Dans le numéro de février-mars 1964 des Lettres nouvelles, revue de Maurice Nadeau, on trouve un texte (traduit par Erik Veaux) d'une grande clarté d'Egon Naganowski, « La nuit au bord du fleuve de la vie » consacré au réputé très difficile Finnegans Wake de Joyce. Je ne sais plus exactement comme je suis entré en possession de cet ouvrage ; peut-être était-ce pour le texte de Malcolm Lowry ouvrant le volume (ou pour Enzesberger, plus que pour Boulez, Moravia ou Michel Bernard (probablement Tournier)). On y peut lire un résumé extraordinairement limpide de l'action se déroulant dans le roman. (Il fallait évidemment que ce papier passionnant fût publié en deux parties... de sorte qu'il me reste à dégotter le numéro d'avril-mai 1964...)
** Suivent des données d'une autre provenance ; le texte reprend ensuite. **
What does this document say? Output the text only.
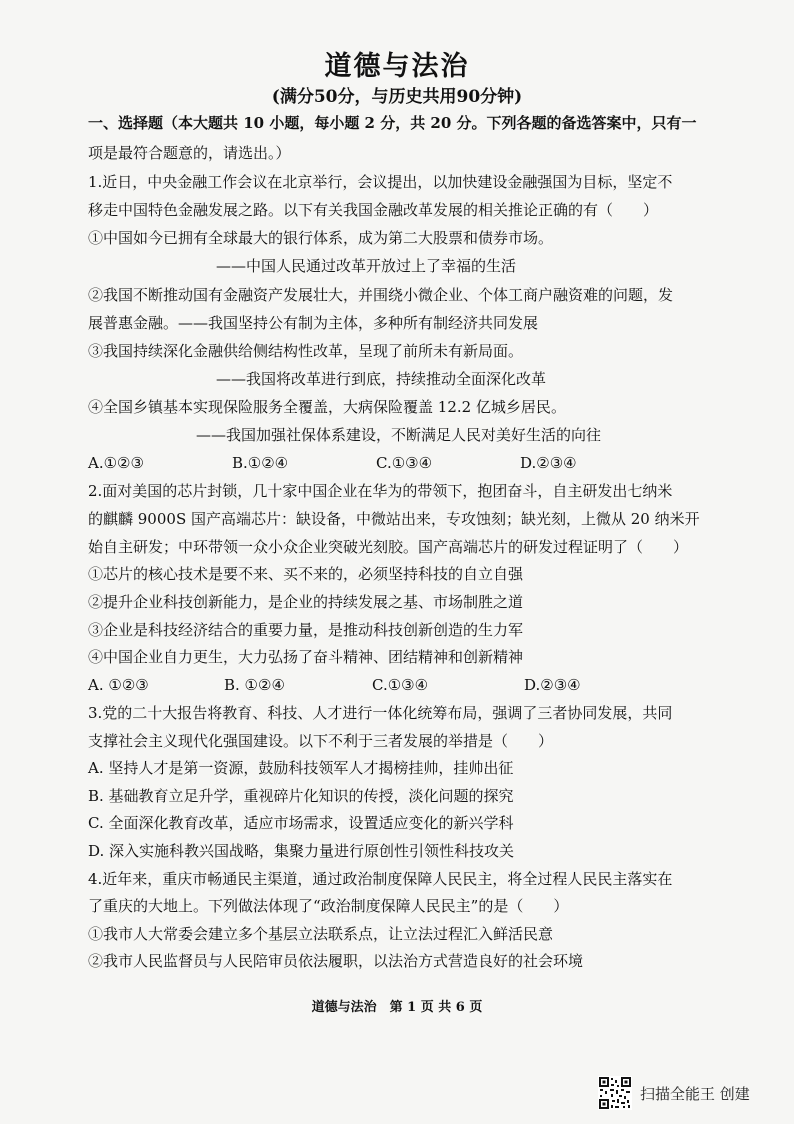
道德与法治
(满分50分，与历史共用90分钟)
一、选择题（本大题共 10 小题，每小题 2 分，共 20 分。下列各题的备选答案中，只有一
项是最符合题意的，请选出。）
1.近日，中央金融工作会议在北京举行，会议提出，以加快建设金融强国为目标，坚定不
移走中国特色金融发展之路。以下有关我国金融改革发展的相关推论正确的有（　　）
①中国如今已拥有全球最大的银行体系，成为第二大股票和债券市场。
——中国人民通过改革开放过上了幸福的生活
②我国不断推动国有金融资产发展壮大，并围绕小微企业、个体工商户融资难的问题，发
展普惠金融。——我国坚持公有制为主体，多种所有制经济共同发展
③我国持续深化金融供给侧结构性改革，呈现了前所未有新局面。
——我国将改革进行到底，持续推动全面深化改革
④全国乡镇基本实现保险服务全覆盖，大病保险覆盖 12.2 亿城乡居民。
——我国加强社保体系建设，不断满足人民对美好生活的向往
A.①②③	B.①②④	C.①③④	D.②③④
2.面对美国的芯片封锁，几十家中国企业在华为的带领下，抱团奋斗，自主研发出七纳米
的麒麟 9000S 国产高端芯片：缺设备，中微站出来，专攻蚀刻；缺光刻，上微从 20 纳米开
始自主研发；中环带领一众小众企业突破光刻胶。国产高端芯片的研发过程证明了（　　）
①芯片的核心技术是要不来、买不来的，必须坚持科技的自立自强
②提升企业科技创新能力，是企业的持续发展之基、市场制胜之道
③企业是科技经济结合的重要力量，是推动科技创新创造的生力军
④中国企业自力更生，大力弘扬了奋斗精神、团结精神和创新精神
A. ①②③	B. ①②④	C.①③④	D.②③④
3.党的二十大报告将教育、科技、人才进行一体化统筹布局，强调了三者协同发展，共同
支撑社会主义现代化强国建设。以下不利于三者发展的举措是（　　）
A. 坚持人才是第一资源，鼓励科技领军人才揭榜挂帅，挂帅出征
B. 基础教育立足升学，重视碎片化知识的传授，淡化问题的探究
C. 全面深化教育改革，适应市场需求，设置适应变化的新兴学科
D. 深入实施科教兴国战略，集聚力量进行原创性引领性科技攻关
4.近年来，重庆市畅通民主渠道，通过政治制度保障人民民主，将全过程人民民主落实在
了重庆的大地上。下列做法体现了“政治制度保障人民民主”的是（　　）
①我市人大常委会建立多个基层立法联系点，让立法过程汇入鲜活民意
②我市人民监督员与人民陪审员依法履职，以法治方式营造良好的社会环境
道德与法治　第 1 页 共 6 页
扫描全能王 创建
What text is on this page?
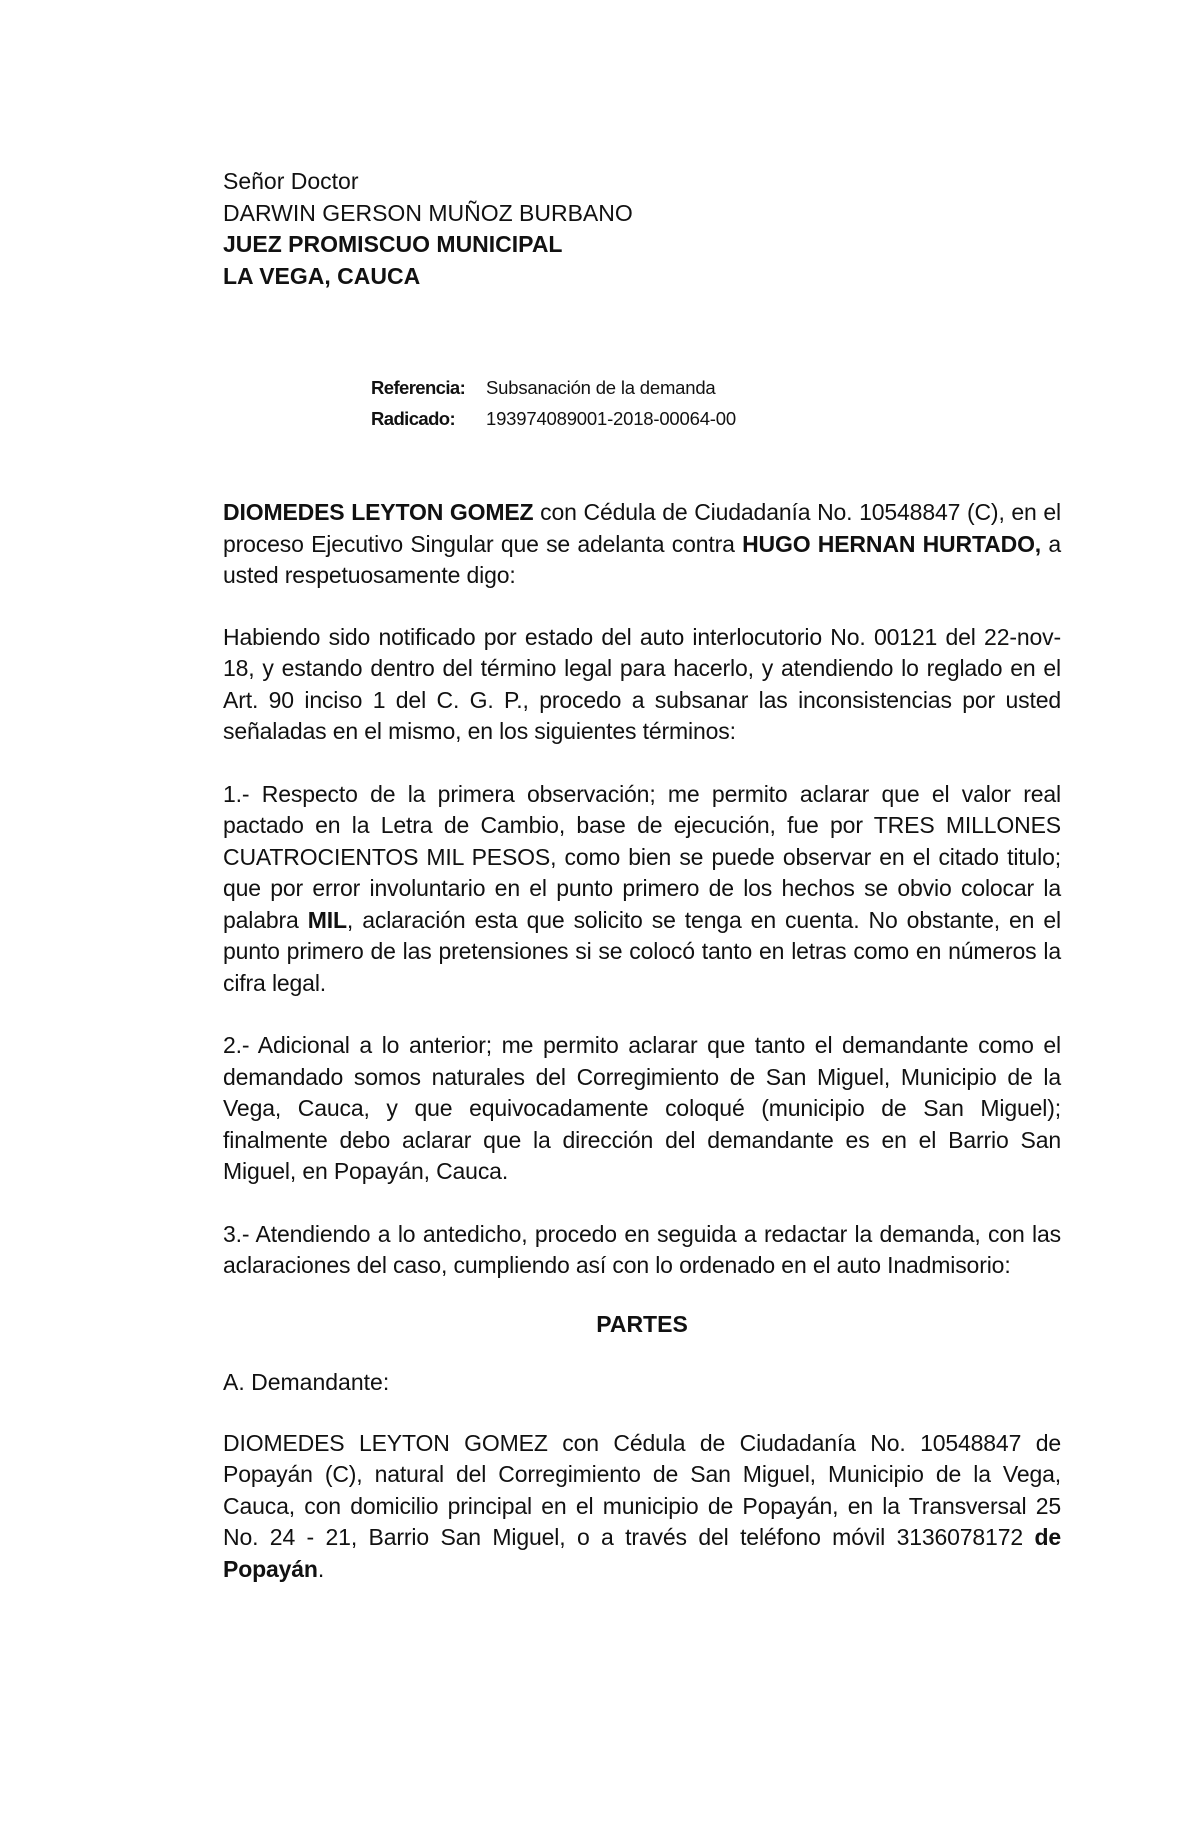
Señor Doctor
DARWIN GERSON MUÑOZ BURBANO
JUEZ PROMISCUO MUNICIPAL
LA VEGA, CAUCA
Referencia:	Subsanación de la demanda
Radicado:	193974089001-2018-00064-00

DIOMEDES LEYTON GOMEZ con Cédula de Ciudadanía No. 10548847 (C), en el proceso Ejecutivo Singular que se adelanta contra HUGO HERNAN HURTADO, a usted respetuosamente digo:

Habiendo sido notificado por estado del auto interlocutorio No. 00121 del 22-nov-18, y estando dentro del término legal para hacerlo, y atendiendo lo reglado en el Art. 90 inciso 1 del C. G. P., procedo a subsanar las inconsistencias por usted señaladas en el mismo, en los siguientes términos:

1.- Respecto de la primera observación; me permito aclarar que el valor real pactado en la Letra de Cambio, base de ejecución, fue por TRES MILLONES CUATROCIENTOS MIL PESOS, como bien se puede observar en el citado titulo; que por error involuntario en el punto primero de los hechos se obvio colocar la palabra MIL, aclaración esta que solicito se tenga en cuenta. No obstante, en el punto primero de las pretensiones si se colocó tanto en letras como en números la cifra legal.

2.- Adicional a lo anterior; me permito aclarar que tanto el demandante como el demandado somos naturales del Corregimiento de San Miguel, Municipio de la Vega, Cauca, y que equivocadamente coloqué (municipio de San Miguel); finalmente debo aclarar que la dirección del demandante es en el Barrio San Miguel, en Popayán, Cauca.

3.- Atendiendo a lo antedicho, procedo en seguida a redactar la demanda, con las aclaraciones del caso, cumpliendo así con lo ordenado en el auto Inadmisorio:

PARTES
A. Demandante:

DIOMEDES LEYTON GOMEZ con Cédula de Ciudadanía No. 10548847 de Popayán (C), natural del Corregimiento de San Miguel, Municipio de la Vega, Cauca, con domicilio principal en el municipio de Popayán, en la Transversal 25 No. 24 - 21, Barrio San Miguel, o a través del teléfono móvil 3136078172 de Popayán.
« Quand, en 1923, le sculpteur August Suter demanda à Joyce quelle serait la structure de l'œuvre à laquelle il travaillait déjà, l'écrivain répondit : "Je n'en ai pas la moindre idée. Elle me fait penser à une montagne où je creuse des tunnels dans diverses directions, mais en ignorant ce que je trouverai." Cette technique du "percement de tunnel" provenait entre autres de ce que l'auteur, ainsi qu'il ressort du travail de collationnement donné en appendice au livre d'Ellmann, a créé divers fragments sans suivre l'ordre de leur présentation : ainsi, par exemple, le début du roman ne fut écrit qu'en 1926, les parties centrales dans les années 1923-24, etc... Joyce sautait d'un passage à l'autre, revenant au premier livre ou bien passant au dernier. C'est une méthode analogue qu'il faut appliquer si l'on veut présenter un récit très général de ce qui " se passe" dans ce livre-rêve. »
Il s'agit en somme de percer des tunnels dans le fleuve de la vie.